Garis polisi telah terpasang. Sebuah mobil pemadam kebakaran, dua buah ambulans dan dua mobil polisi mengelilingi lokasi kecelakaan. Lampu sirine menyala dan berputar-putar meski suara bisingnya tak terdengar. Tak ada lagi api, sudah padam setengah jam lalu. Meski demikian, asap masih mengepul di beberapa titik. Genangan air sisa pemadaman membuat seputar tempat parkir becek. Cahaya senja memantul pada genangan-genangan tersebut, berbaur dengan sorotan lampu-lampu jalan dan kedai di seputar rest area.
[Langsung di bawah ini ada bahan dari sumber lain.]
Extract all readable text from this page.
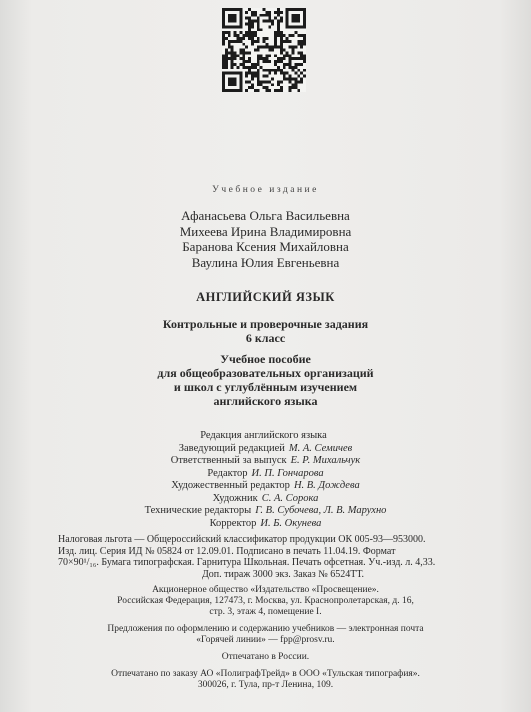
Учебное издание
Афанасьева Ольга Васильевна
Михеева Ирина Владимировна
Баранова Ксения Михайловна
Ваулина Юлия Евгеньевна
АНГЛИЙСКИЙ ЯЗЫК
Контрольные и проверочные задания
6 класс
Учебное пособие
для общеобразовательных организаций
и школ с углублённым изучением
английского языка
Редакция английского языка
Заведующий редакцией М. А. Семичев
Ответственный за выпуск Е. Р. Михальчук
Редактор И. П. Гончарова
Художественный редактор Н. В. Дождева
Художник С. А. Сорока
Технические редакторы Г. В. Субочева, Л. В. Марухно
Корректор И. Б. Окунева
Налоговая льгота — Общероссийский классификатор продукции ОК 005-93—953000.
Изд. лиц. Серия ИД № 05824 от 12.09.01. Подписано в печать 11.04.19. Формат
70×90¹/₁₆. Бумага типографская. Гарнитура Школьная. Печать офсетная. Уч.-изд. л. 4,33.
Доп. тираж 3000 экз. Заказ № 6524ТТ.
Акционерное общество «Издательство «Просвещение».
Российская Федерация, 127473, г. Москва, ул. Краснопролетарская, д. 16,
стр. 3, этаж 4, помещение I.
Предложения по оформлению и содержанию учебников — электронная почта
«Горячей линии» — fpp@prosv.ru.
Отпечатано в России.
Отпечатано по заказу АО «ПолиграфТрейд» в ООО «Тульская типография».
300026, г. Тула, пр-т Ленина, 109.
Bangkai enam mobil yang hangus terbakar, dan sebuah truk crane yang ringsek menjadi pemandangan utama. Beberapa orang dari kerumunan sibuk memfoto dengan ponsel mereka, dan kemudian mengunggahnya ke media sosial masing-masing. Petugas kepolisan memeriksa tempat kejadian dan mengumpulkan data dari saksi-saksi mata. Tiga orang reporter TV dan beberapa wartawan media cetak terlihat bergerak ke sana kemari, mencari siapa pun yang bisa diwawancara.

Joshua dan Nisa melihat semua ‘kesibukan’ itu dengan pandangan kosong. Keduanya duduk bersampingan tanpa bicara di dekat ambulans, dan sedang diperiksa oleh petugas kesehatan. Joshua menderita luka bakar ringan di lengan kirinya akibat terkena lontaran bunga api, sementara beberapa tempat di wajah Nisa terdapat luka bekas goresan pecahan kaca mobil. Walau begitu, sakitnya tak bisa mereka rasakan. Sebab, hati keduanya jauh lebih sakit karena kehilangan anak semata wayang mereka.
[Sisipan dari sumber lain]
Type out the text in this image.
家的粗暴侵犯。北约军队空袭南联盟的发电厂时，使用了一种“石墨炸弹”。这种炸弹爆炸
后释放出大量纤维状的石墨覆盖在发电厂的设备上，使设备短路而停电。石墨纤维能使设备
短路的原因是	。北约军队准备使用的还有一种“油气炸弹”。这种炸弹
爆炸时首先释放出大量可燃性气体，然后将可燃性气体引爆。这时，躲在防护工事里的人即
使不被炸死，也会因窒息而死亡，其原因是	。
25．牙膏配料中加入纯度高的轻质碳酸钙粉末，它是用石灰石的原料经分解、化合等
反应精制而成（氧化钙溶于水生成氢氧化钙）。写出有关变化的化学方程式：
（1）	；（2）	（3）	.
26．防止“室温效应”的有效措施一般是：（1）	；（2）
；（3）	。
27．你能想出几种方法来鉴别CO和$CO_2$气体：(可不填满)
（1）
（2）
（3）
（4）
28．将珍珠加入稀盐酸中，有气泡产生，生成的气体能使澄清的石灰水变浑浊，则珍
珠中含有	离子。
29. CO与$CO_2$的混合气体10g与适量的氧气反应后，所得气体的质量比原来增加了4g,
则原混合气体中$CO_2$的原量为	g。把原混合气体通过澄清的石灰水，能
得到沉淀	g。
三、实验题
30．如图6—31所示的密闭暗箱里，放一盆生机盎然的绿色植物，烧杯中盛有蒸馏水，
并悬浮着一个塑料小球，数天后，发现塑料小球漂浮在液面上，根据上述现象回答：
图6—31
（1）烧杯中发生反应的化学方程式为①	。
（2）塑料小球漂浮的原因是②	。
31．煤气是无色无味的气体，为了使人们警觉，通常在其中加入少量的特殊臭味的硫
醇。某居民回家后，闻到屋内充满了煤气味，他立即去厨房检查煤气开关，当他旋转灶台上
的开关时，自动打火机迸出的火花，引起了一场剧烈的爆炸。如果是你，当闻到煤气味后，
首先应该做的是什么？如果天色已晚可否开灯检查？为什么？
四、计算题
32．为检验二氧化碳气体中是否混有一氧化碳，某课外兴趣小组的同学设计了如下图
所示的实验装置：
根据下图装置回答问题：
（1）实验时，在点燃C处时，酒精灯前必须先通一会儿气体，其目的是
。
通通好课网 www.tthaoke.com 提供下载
Shock, hanya itu kata yang tepat menggambarkan apa yang sedang dialami keduanya. Terdiam dengan mata nanar, seolah tak sedang memijak bumi. Mereka merasa apa yang terjadi barusan adalah mimpi. Walau demikian, suami istri itu mendengar semuanya ... semua yang dikatakan orang-orang yang sedang ditanyai polisi sebagai saksi mata, tentang apa yang sebenarnya terjadi.

Truk crane itu, pengemudinya terkena serangan jantung mendadak saat membelokkan kendaraannya ke rest area. Tubuhnya kaku, dan kakinya menginjak pedal gas tanpa bisa terlepas. Demi melihat apa yang terjadi, kenek yang duduk di kursi pengemudi refleks meloncat ke luar. Rupanya ia yang tadi berteriak-teriak panik menyuruh semua orang minggir. Sayangnya, peringatannya tak berarti. Truk crane itu dengan laju menabrak enam buah mobil yang terparkir.

Kelima mobil lain kosong. Sebagian ditinggal pemiliknya ke toilet, minum kopi  dan sholat. Hanya Aya ... hanya Aya satu-satunya yang berada di dalam mobil keenam, dan menjadi korban. Di sore yang nahas itu, nyawa Aya dan juga sopir truk crane tak tertolong lagi. Hangus terbakar. Kantong jenazah keduanya diangkat menuju dua ambulans berbeda untuk dibawa ke rumah sakit terdekat. Nisa memaksa ingin masuk ke ambulans yang membawa anaknya, namun dicegah oleh petugas kepolisian yang berjanji akan mengantar mereka dengan mobilnya.

Hampir pukul dua pagi. Anggota keluarga Nisa dan Joshua berkumpul di depan ruang jenazah, menunggu visum selesai. Beberapa teman dekat mereka juga berdatangan satu per satu. Mereka lah yang sibuk menyiapkan segalanya untuk pemakaman esok pagi, sebab Joshua dan istrinya hanya bisa diam, separuh nyawa mereka seperti hilang.

Nisa bahkan sudah tidak mampu menangis lagi, air matanya kering, ia  hanya mampu terkulai lemas dipelukan ibunya. Sementara itu, Joshua duduk di lantai, menyandarkan tubuhnya di dinding. Matanya menatap kosong ke ujung sepatu. Ia tak punya tenaga lagi untuk berpikir atau melakukan apa pun. Ia bahkan tak mampu merasakan perih dari luka bakar di lengannya. Ungkapan duka dan perhatian dari orang-orang di sekitarnya tak ada yang masuk ke dalam telinga, hanya berdengung seperti suara pasukan lebah.

“Ini tak mungkin terjadi, pasti cuma mimpi... ini tak mungkin terjadi, pasti cuma mimpi.” gumam Josh berulang-ulang sambil menarik-narik rambutnya.